The developed three novel approaches are:
(i) The Large Margin Recurrent Neural Network (LMRNN), which improves
the discriminative ability of original Recurrent Neural Networks by
introducing a large margin term into the widely used cross-entropy loss
function. The developed large margin term utilises the large margin
discriminative principle as a heuristic term to navigate the convergence
process during training, which fully exploits the information from data
labels by considering both target category and competing categories.
(ii) The Robust Multi-View Continuous Subspace Clustering (RMVCSC)

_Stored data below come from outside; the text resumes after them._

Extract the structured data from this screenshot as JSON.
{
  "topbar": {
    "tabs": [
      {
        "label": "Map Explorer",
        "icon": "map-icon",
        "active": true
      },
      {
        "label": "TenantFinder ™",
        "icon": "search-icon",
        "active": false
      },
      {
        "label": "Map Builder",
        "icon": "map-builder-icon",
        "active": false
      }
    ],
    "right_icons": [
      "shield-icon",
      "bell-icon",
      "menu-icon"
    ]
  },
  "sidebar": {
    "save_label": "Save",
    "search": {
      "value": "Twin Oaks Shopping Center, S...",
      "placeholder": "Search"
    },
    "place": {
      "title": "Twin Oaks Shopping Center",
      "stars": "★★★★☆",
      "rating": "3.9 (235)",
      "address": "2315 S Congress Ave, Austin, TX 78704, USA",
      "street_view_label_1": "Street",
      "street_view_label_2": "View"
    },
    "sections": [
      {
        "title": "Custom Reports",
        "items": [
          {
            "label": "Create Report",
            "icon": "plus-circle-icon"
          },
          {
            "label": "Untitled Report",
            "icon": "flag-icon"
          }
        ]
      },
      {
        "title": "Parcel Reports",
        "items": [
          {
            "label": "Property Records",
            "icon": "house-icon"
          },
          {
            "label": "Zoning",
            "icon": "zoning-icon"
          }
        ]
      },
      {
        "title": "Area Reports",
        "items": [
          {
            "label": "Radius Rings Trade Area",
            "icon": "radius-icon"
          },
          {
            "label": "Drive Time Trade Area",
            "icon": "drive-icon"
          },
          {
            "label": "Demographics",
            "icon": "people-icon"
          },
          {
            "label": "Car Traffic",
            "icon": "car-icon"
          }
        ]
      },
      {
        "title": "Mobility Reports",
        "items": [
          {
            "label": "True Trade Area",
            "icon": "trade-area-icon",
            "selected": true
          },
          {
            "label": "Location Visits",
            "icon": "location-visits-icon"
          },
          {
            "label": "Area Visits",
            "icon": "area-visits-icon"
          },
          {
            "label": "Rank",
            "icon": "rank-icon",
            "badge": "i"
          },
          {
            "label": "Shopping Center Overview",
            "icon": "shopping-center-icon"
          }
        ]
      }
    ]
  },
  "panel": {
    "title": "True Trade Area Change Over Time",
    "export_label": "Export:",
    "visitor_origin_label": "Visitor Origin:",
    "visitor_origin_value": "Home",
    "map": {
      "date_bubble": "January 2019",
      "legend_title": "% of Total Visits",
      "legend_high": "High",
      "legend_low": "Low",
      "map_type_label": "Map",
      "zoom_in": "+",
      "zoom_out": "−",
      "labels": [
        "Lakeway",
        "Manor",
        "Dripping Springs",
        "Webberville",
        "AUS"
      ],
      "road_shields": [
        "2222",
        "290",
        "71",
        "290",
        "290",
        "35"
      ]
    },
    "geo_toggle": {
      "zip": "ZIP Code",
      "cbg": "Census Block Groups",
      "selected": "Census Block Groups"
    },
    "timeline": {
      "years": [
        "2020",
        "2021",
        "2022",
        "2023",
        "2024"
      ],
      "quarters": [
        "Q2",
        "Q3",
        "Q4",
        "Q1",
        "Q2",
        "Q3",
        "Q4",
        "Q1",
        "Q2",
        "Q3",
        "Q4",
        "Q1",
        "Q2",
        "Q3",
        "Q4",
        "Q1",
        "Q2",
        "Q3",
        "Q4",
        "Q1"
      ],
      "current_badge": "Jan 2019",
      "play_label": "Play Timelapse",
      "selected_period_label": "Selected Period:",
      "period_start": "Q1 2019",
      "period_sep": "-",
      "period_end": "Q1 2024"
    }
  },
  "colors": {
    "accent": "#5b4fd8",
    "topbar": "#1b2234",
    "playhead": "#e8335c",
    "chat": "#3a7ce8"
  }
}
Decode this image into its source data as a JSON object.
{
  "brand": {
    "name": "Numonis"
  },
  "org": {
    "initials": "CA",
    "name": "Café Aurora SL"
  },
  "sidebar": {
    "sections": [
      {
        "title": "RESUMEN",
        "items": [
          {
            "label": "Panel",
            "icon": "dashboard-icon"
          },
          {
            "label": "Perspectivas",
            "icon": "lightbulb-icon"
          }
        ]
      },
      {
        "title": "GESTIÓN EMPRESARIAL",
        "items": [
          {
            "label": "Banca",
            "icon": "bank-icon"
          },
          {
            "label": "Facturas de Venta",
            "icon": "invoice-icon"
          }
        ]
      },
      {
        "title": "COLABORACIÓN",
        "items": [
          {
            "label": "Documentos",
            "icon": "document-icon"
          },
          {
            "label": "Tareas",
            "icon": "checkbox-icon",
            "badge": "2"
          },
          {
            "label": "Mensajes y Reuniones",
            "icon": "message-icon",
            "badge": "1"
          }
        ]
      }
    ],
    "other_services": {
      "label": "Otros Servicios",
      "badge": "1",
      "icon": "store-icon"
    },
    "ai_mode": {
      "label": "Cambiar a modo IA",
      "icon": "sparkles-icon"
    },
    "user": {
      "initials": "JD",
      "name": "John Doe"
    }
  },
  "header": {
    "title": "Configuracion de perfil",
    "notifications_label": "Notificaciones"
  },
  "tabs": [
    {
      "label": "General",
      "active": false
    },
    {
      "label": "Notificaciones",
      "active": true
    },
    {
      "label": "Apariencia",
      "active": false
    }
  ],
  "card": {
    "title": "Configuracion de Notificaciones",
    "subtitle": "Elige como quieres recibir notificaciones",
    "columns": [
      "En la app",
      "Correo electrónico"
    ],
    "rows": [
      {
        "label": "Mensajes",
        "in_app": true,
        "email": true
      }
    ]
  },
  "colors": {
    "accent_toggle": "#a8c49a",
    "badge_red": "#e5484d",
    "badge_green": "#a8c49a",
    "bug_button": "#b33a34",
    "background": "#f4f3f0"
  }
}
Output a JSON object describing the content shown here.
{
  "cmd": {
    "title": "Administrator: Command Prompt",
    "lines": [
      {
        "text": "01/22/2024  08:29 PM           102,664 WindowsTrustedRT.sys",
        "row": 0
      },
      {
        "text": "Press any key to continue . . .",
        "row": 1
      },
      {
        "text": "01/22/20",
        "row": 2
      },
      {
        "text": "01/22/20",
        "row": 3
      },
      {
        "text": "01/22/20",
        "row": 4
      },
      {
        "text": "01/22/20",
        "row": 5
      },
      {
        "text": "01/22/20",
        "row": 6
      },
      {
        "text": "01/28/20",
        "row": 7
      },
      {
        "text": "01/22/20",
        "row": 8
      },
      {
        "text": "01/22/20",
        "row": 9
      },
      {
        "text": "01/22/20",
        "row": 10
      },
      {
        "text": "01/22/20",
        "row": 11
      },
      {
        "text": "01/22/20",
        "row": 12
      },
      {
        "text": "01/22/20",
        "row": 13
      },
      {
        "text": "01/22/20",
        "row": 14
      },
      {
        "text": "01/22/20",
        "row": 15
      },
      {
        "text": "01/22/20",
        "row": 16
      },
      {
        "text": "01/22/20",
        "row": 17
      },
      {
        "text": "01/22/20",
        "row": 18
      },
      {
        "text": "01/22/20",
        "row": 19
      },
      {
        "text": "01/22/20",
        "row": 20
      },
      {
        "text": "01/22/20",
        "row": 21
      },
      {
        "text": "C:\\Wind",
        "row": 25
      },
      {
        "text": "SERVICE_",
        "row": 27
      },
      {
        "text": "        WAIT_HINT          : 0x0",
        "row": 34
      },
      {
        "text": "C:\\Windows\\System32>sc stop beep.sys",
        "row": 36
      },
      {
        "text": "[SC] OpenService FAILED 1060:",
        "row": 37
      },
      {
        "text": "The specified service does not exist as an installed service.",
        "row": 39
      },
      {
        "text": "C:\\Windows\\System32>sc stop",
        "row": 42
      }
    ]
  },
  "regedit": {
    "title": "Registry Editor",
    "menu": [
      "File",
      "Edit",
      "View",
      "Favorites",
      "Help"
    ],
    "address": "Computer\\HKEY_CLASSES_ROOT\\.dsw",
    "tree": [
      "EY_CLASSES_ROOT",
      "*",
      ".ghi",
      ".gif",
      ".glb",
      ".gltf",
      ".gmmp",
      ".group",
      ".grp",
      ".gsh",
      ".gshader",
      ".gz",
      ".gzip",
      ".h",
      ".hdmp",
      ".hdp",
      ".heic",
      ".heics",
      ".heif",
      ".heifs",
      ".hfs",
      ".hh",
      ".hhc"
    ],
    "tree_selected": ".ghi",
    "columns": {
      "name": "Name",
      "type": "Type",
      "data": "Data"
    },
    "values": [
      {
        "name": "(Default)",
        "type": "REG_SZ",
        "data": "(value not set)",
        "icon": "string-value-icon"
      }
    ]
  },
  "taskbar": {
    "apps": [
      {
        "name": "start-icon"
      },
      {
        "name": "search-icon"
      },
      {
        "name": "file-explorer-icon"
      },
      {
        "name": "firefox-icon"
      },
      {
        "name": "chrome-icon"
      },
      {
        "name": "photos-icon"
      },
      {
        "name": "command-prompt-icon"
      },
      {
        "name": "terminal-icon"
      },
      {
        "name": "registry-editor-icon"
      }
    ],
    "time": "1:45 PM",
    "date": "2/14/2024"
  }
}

approach, which performs clustering on a common view-invariant
subspace learned from all views. The clustering result and the common
representation subspace are simultaneously optimised by a single
continuous objective function. In the objective function, a robust estimator
is used to automatically clip specious inter-cluster connections while
maintaining convincing intra-cluster correspondences. Thus, the developed
RMVCSC can untangle heavily mixed clusters without pre-setting the
number of clusters.
(iii) The novel polyphonic sound event detection approach based on Relational
Recurrent Neural Network (RRNN), which utilises the relational reasoning
ability of RRNNs to untangle the overlapping sound events across audio
recordings. Different from previous works, which mixed and packed all
historical information into a single common hidden memory vector, the
developed approach allows historical information to interact with each
other across an audio recording, which is effective and efficient in
untangling the overlapping sound events.
All three approaches are tested on widely used datasets and compared with
recently published works. The experimental results have demonstrated the
effectiveness and efficiency of the developed approaches